Thursday, February 24, 2022

NGC 6960, NGC 6992 and Pickering's Triangle


 

The Veil Nebula is a cloud of heated and ionized gas and dust in the constellation Cygnus.[4]

It constitutes the visible portions of the Cygnus Loop,[5] a supernova remnant, many portions of which have acquired their own individual names and catalogue identifiers. The source supernova was a star 20 times more massive than the Sun which exploded between 10,000 and 20,000 years ago.[2] At the time of explosion, the supernova would have appeared brighter than Venus in the sky, and visible in daytime.[6] The remnants have since expanded to cover an area of the sky roughly 3 degrees in diameter (about 6 times the diameter, and 36 times the area, of the full Moon).[4] While previous distance estimates have ranged from 1200 to 5800 light-years, a recent determination of 2400 light-years is based on direct astrometric measurements.[2] (The distance estimates affect also the estimates of size and age.)

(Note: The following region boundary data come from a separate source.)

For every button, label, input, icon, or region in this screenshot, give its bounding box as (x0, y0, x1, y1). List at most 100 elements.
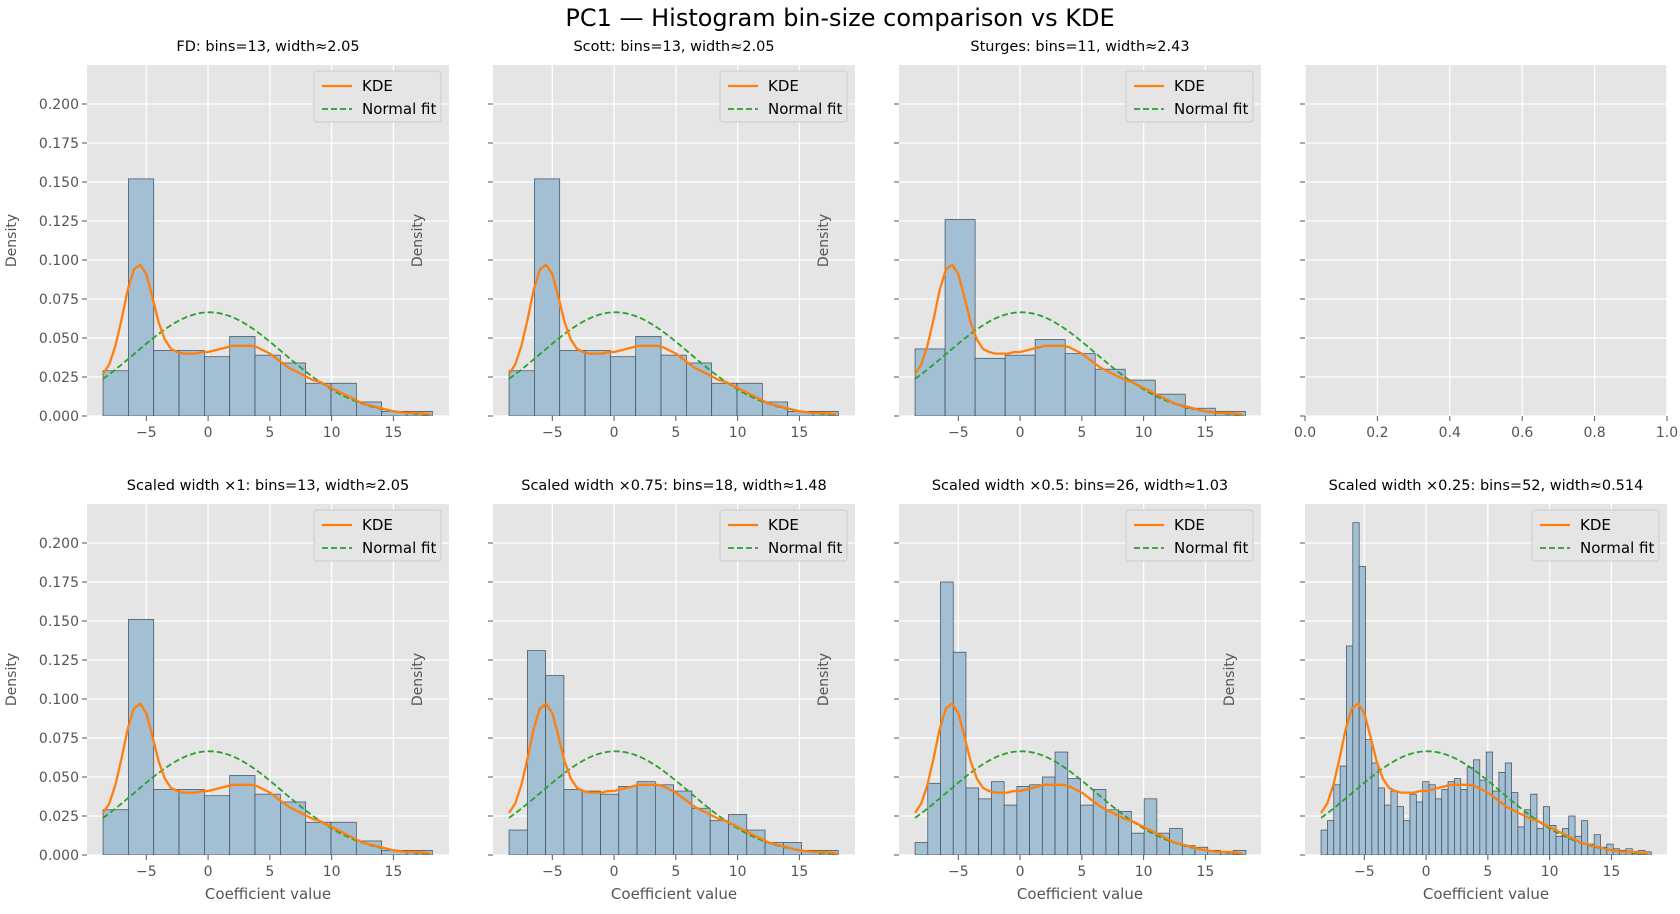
y-tick-label: 0.100 (39, 253, 79, 269)
histogram-bar (673, 790, 693, 855)
histogram-bar (128, 178, 155, 416)
legend-kde-label: KDE (1174, 77, 1205, 95)
histogram (914, 219, 1246, 416)
histogram-bar (654, 784, 674, 855)
histogram-bar (1094, 368, 1126, 416)
x-tick-label: 0.8 (1583, 425, 1605, 441)
histogram-bar (1415, 801, 1424, 855)
histogram-bar (1536, 828, 1544, 855)
x-tick-label: 5 (265, 425, 274, 441)
histogram-bar (1511, 792, 1519, 855)
x-tick-label: −5 (948, 864, 969, 880)
x-tick-label: 5 (671, 425, 680, 441)
x-tick-label: 10 (1135, 864, 1153, 880)
histogram (102, 619, 433, 855)
histogram-bar (204, 795, 231, 855)
normal-fit-line (914, 750, 1243, 855)
x-tick-label: 10 (729, 425, 747, 441)
histogram-bar (1131, 832, 1145, 855)
subplot-title: FD: bins=13, width≈2.05 (176, 39, 359, 55)
y-tick-label: 0.200 (39, 536, 79, 552)
histogram-bar (1562, 828, 1570, 855)
legend: KDE Normal fit (313, 70, 442, 123)
histogram (914, 581, 1247, 855)
x-axis-label: Coefficient value (1017, 885, 1143, 903)
x-tick-label: 10 (323, 425, 341, 441)
histogram-bar (978, 798, 992, 855)
kde-line (1320, 702, 1649, 855)
legend-normal-label: Normal fit (768, 100, 842, 118)
x-tick-label: 15 (1196, 425, 1214, 441)
y-tick-label: 0.075 (39, 731, 79, 747)
x-tick-label: 15 (790, 425, 808, 441)
histogram-bar (584, 350, 611, 416)
histogram-bar (1041, 776, 1056, 855)
histogram-bar (1403, 820, 1411, 855)
x-tick-label: 0.0 (1294, 425, 1316, 441)
legend: KDE Normal fit (1125, 509, 1254, 562)
x-tick-label: 0.6 (1511, 425, 1533, 441)
histogram-bar (545, 675, 565, 855)
x-tick-label: −5 (136, 864, 157, 880)
histogram-bar (1568, 815, 1576, 855)
histogram-bar (1422, 781, 1430, 855)
normal-fit-line (508, 750, 837, 855)
y-tick-label: 0.075 (39, 292, 79, 308)
histogram-bar (1016, 786, 1030, 855)
histogram-bar (1555, 835, 1563, 855)
histogram-bar (153, 350, 180, 416)
x-tick-label: −5 (542, 425, 563, 441)
histogram-bar (229, 775, 256, 855)
histogram-bar (508, 370, 535, 416)
x-tick-label: 10 (1135, 425, 1153, 441)
subplot-1: −5 0 5 10 15 0.000 0.025 0.050 0.075 0.100 0.125 0.… (4, 39, 449, 441)
x-tick-label: 0 (1016, 425, 1025, 441)
subplot-title: Scott: bins=13, width≈2.05 (573, 39, 774, 55)
subplot-title: Scaled width ×0.5: bins=26, width≈1.03 (932, 478, 1228, 494)
subplot-6: −5 0 5 10 15 Scaled width ×0.75: bins=18, wid… (410, 478, 855, 903)
histogram-bar (1581, 820, 1589, 855)
histogram-bar (1320, 829, 1328, 855)
x-tick-label: 15 (1602, 864, 1620, 880)
histogram-bar (1327, 820, 1335, 855)
kde-line (102, 263, 431, 416)
histogram-bar (1542, 806, 1551, 855)
histogram-bar (1064, 353, 1096, 416)
histogram-bar (618, 786, 638, 855)
x-tick-label: 1.0 (1656, 425, 1678, 441)
subplot-4: 0.0 0.2 0.4 0.6 0.8 1.0 (1294, 65, 1678, 441)
histogram-bar (1365, 739, 1373, 855)
histogram-bar (1441, 789, 1449, 855)
y-tick-label: 0.125 (39, 653, 79, 669)
x-tick-label: 10 (1541, 864, 1559, 880)
subplot-title: Sturges: bins=11, width≈2.43 (970, 39, 1189, 55)
x-tick-label: 5 (1077, 425, 1086, 441)
x-tick-label: 0.4 (1439, 425, 1461, 441)
legend-normal-label: Normal fit (1174, 539, 1248, 557)
y-tick-label: 0.000 (39, 848, 79, 864)
x-tick-label: 0 (610, 864, 619, 880)
y-axis-label: Density (1222, 653, 1238, 706)
x-tick-label: 15 (790, 864, 808, 880)
x-axis-label: Coefficient value (205, 885, 331, 903)
histogram-bar (1390, 790, 1398, 855)
y-axis-label: Density (4, 653, 20, 706)
histogram-bar (526, 650, 546, 855)
histogram-bar (711, 382, 738, 416)
histogram-bar (1384, 804, 1392, 855)
histogram-bar (280, 362, 307, 416)
histogram-bar (1466, 767, 1474, 855)
histogram-bar (1080, 804, 1094, 855)
x-tick-label: 10 (323, 864, 341, 880)
legend: KDE Normal fit (1531, 509, 1660, 562)
x-tick-label: 0 (610, 425, 619, 441)
y-tick-label: 0.150 (39, 175, 79, 191)
x-tick-label: 5 (265, 864, 274, 880)
histogram-bar (178, 350, 205, 416)
histogram-bar (600, 793, 620, 855)
subplot-7: −5 0 5 10 15 Scaled width ×0.5: bins=26, widt… (816, 478, 1261, 903)
y-tick-label: 0.000 (39, 409, 79, 425)
subplot-title: Scaled width ×0.25: bins=52, width≈0.514 (1329, 478, 1644, 494)
histogram-bar (1530, 793, 1538, 855)
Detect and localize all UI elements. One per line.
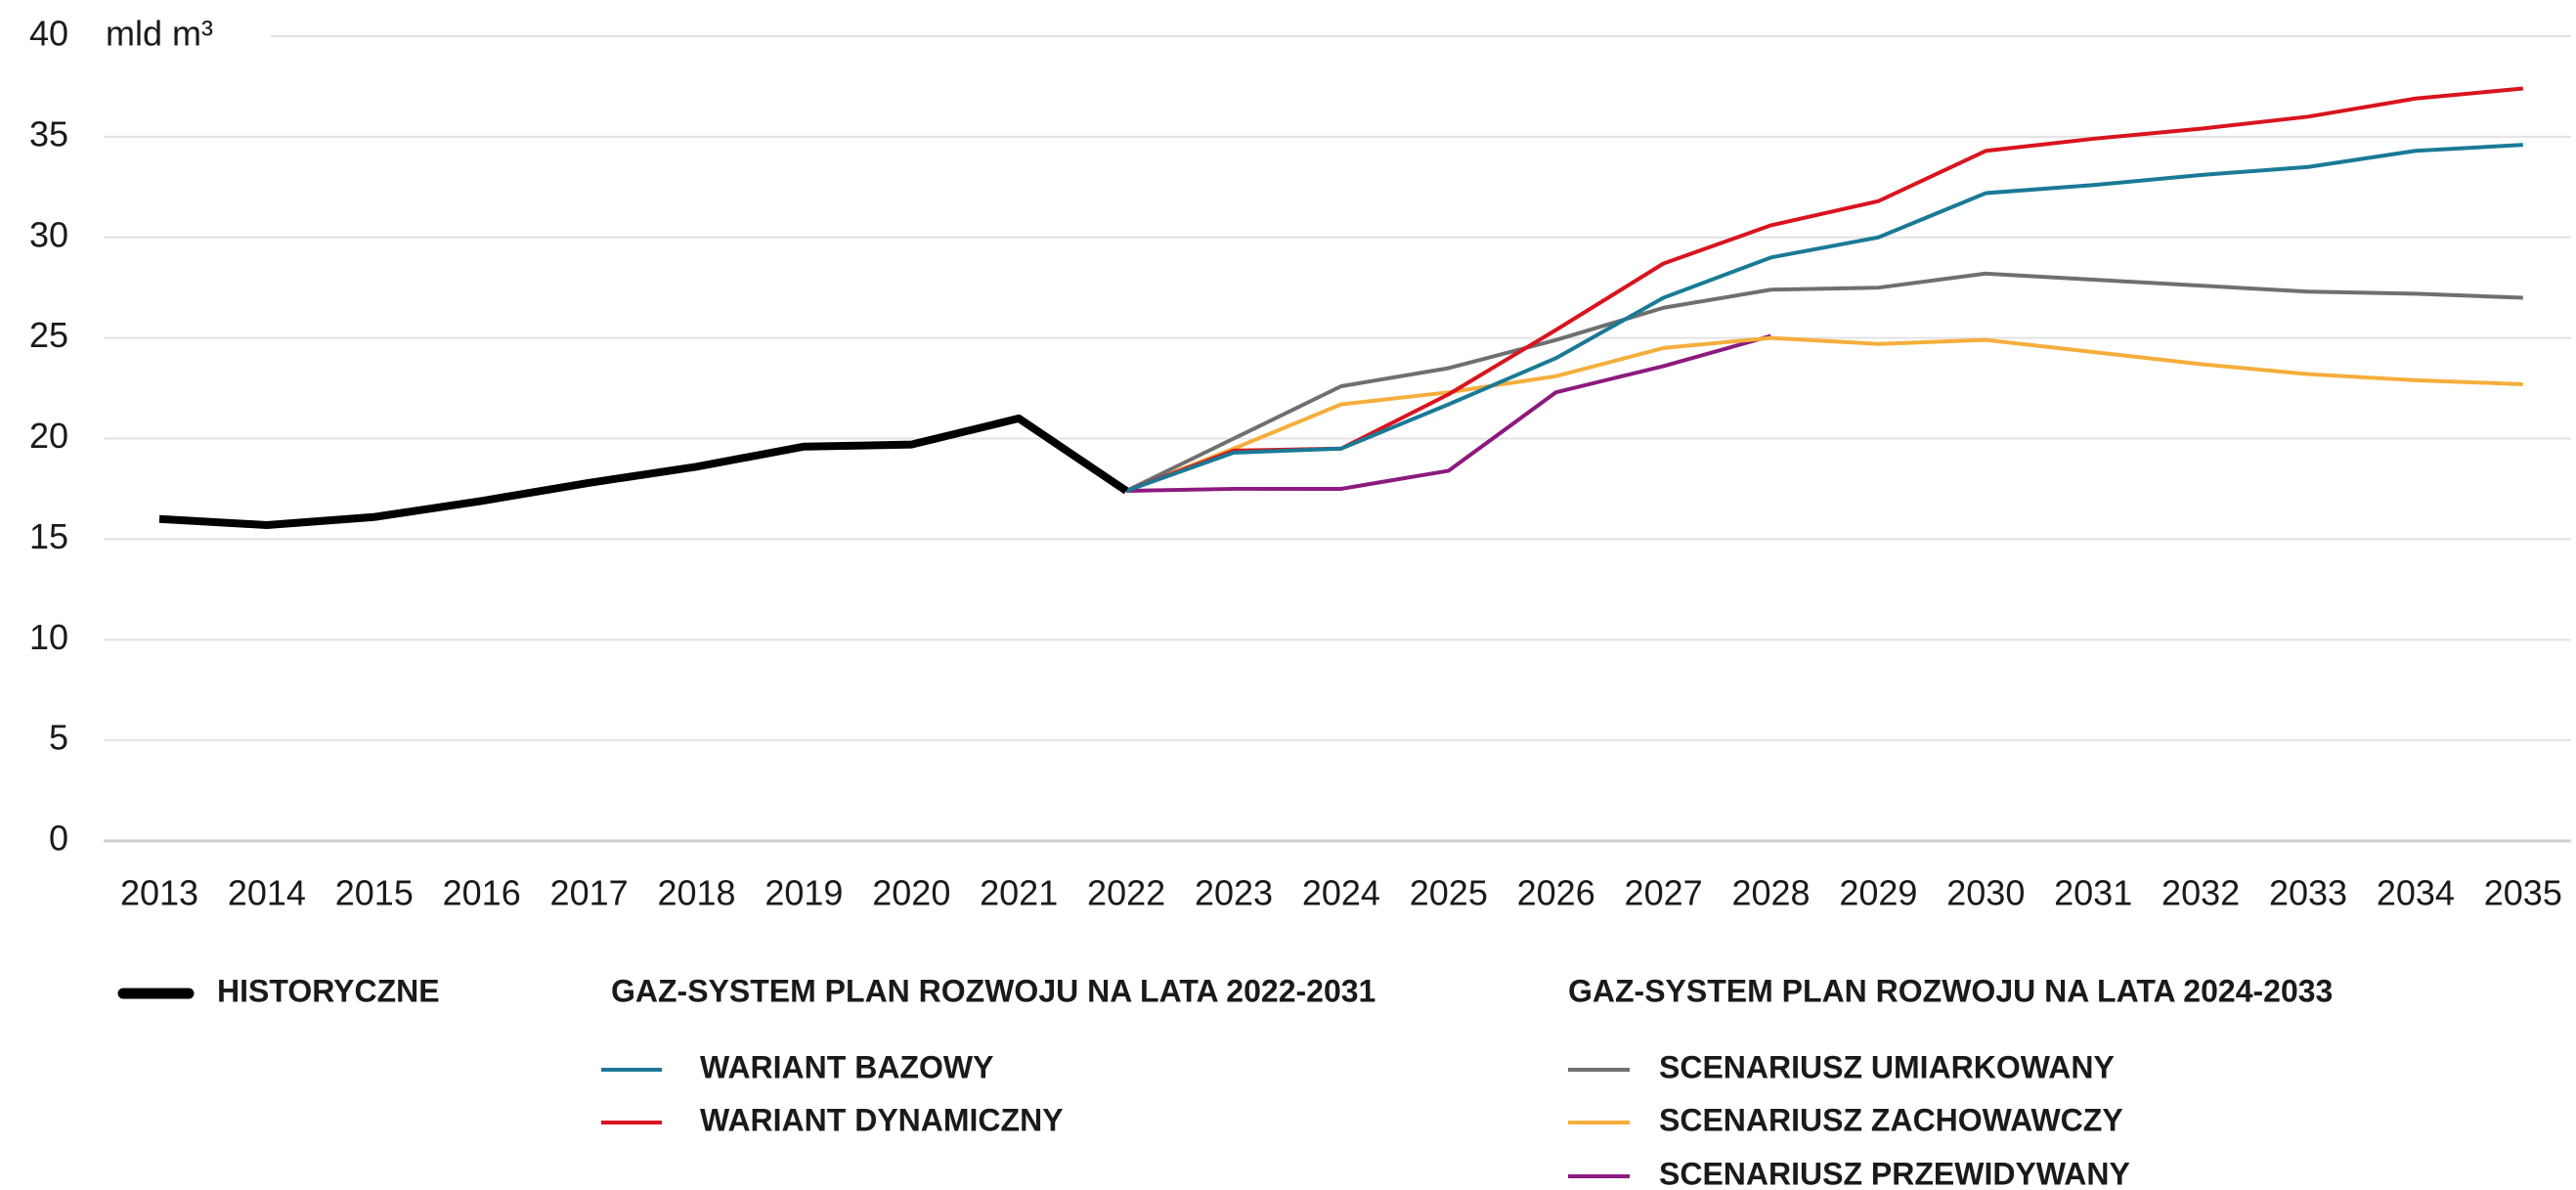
x-tick-label: 2018: [657, 873, 735, 913]
series-line: [1126, 333, 1772, 493]
x-tick-label: 2027: [1625, 873, 1703, 913]
x-tick-label: 2017: [550, 873, 629, 913]
series-line: [158, 414, 1129, 529]
x-tick-label: 2023: [1195, 873, 1273, 913]
series-line: [1125, 271, 2523, 493]
y-tick-label: 10: [29, 617, 68, 657]
x-tick-label: 2034: [2377, 873, 2455, 913]
x-tick-label: 2021: [980, 873, 1058, 913]
y-tick-label: 30: [29, 214, 68, 254]
y-unit-label: mld m³: [106, 14, 213, 54]
legend-label: SCENARIUSZ ZACHOWAWCZY: [1659, 1102, 2123, 1137]
x-tick-label: 2013: [120, 873, 198, 913]
legend-label: SCENARIUSZ PRZEWIDYWANY: [1659, 1156, 2130, 1190]
x-tick-label: 2015: [335, 873, 414, 913]
y-tick-label: 5: [49, 718, 68, 758]
x-tick-label: 2020: [872, 873, 950, 913]
x-tick-label: 2016: [443, 873, 521, 913]
x-tick-label: 2019: [764, 873, 843, 913]
x-tick-label: 2024: [1302, 873, 1380, 913]
y-tick-label: 0: [49, 818, 68, 859]
x-tick-label: 2030: [1946, 873, 2025, 913]
y-tick-label: 40: [29, 14, 68, 54]
x-tick-label: 2033: [2269, 873, 2347, 913]
x-tick-label: 2014: [228, 873, 306, 913]
x-tick-label: 2025: [1410, 873, 1488, 913]
x-tick-label: 2022: [1087, 873, 1165, 913]
x-tick-label: 2031: [2054, 873, 2132, 913]
legend-label: SCENARIUSZ UMIARKOWANY: [1659, 1049, 2115, 1084]
y-tick-label: 15: [29, 516, 68, 556]
legend-label: WARIANT DYNAMICZNY: [700, 1102, 1064, 1137]
y-tick-label: 25: [29, 315, 68, 355]
x-tick-label: 2028: [1731, 873, 1810, 913]
legend-heading: GAZ-SYSTEM PLAN ROZWOJU NA LATA 2024-203…: [1568, 973, 2333, 1008]
x-tick-label: 2029: [1839, 873, 1917, 913]
legend-heading: GAZ-SYSTEM PLAN ROZWOJU NA LATA 2022-203…: [611, 973, 1375, 1008]
x-tick-label: 2035: [2484, 873, 2562, 913]
legend-label: HISTORYCZNE: [217, 973, 440, 1008]
y-tick-label: 35: [29, 113, 68, 154]
y-tick-label: 20: [29, 416, 68, 456]
x-tick-label: 2032: [2161, 873, 2240, 913]
series-line: [1125, 335, 2523, 493]
x-tick-label: 2026: [1517, 873, 1595, 913]
legend-label: WARIANT BAZOWY: [700, 1049, 993, 1084]
series-line: [1125, 143, 2523, 493]
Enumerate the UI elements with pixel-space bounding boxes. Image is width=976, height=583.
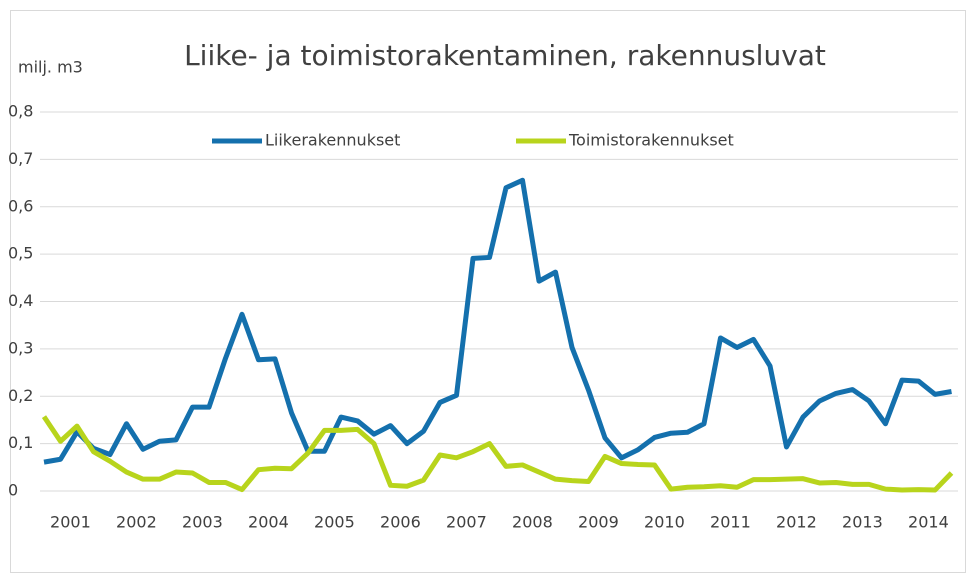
data-line <box>41 415 954 493</box>
x-tick-label: 2007 <box>446 513 487 532</box>
y-tick-label: 0,7 <box>8 149 33 168</box>
x-tick-label: 2010 <box>644 513 685 532</box>
x-tick-label: 2004 <box>248 513 289 532</box>
y-tick-label: 0 <box>8 481 18 500</box>
data-line <box>43 177 952 465</box>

·         The Western Veil (also known as Caldwell 34), consisting of NGC 6960 (the "Witch's Broom",[12] Lacework Nebula,[8] "Filamentary Nebula"[12]) near the foreground star 52 Cygni;

·         The Eastern Veil (also known as Caldwell 33), whose brightest area is NGC 6992, trailing off farther south into NGC 6995 (together with NGC 6992 also known as "Network Nebula"[13]) and IC 1340; and

·         Pickering's Triangle (or Pickering's Triangular Wisp), brightest at the north central edge of the loop, but visible in photographs continuing toward the central area of the loop.

The image data was taken at Okie-Tex 2021 near Kenton, Oklahoma.  The above image has NGC 6960 upper left, NGC6992 lower left, upper right, and Pickering's Triangle, lower center, captured with a one shot color camera a StarLight Xpress SXVR M 25C.  The image is made of 30 ten-minute exposures using AstroArt 7 then calibrated, combined and processed using AstroArt8.  The camera was mounted to a AstroTech AT72ED refractor.  The guiding setup was a ZWO ASI120 attached to a SVBONY SV106 guide scope piggybacked on the AT72ED.  The imaging setup was mounted on an Astro Physics AP900.  Guiding software was PHD2.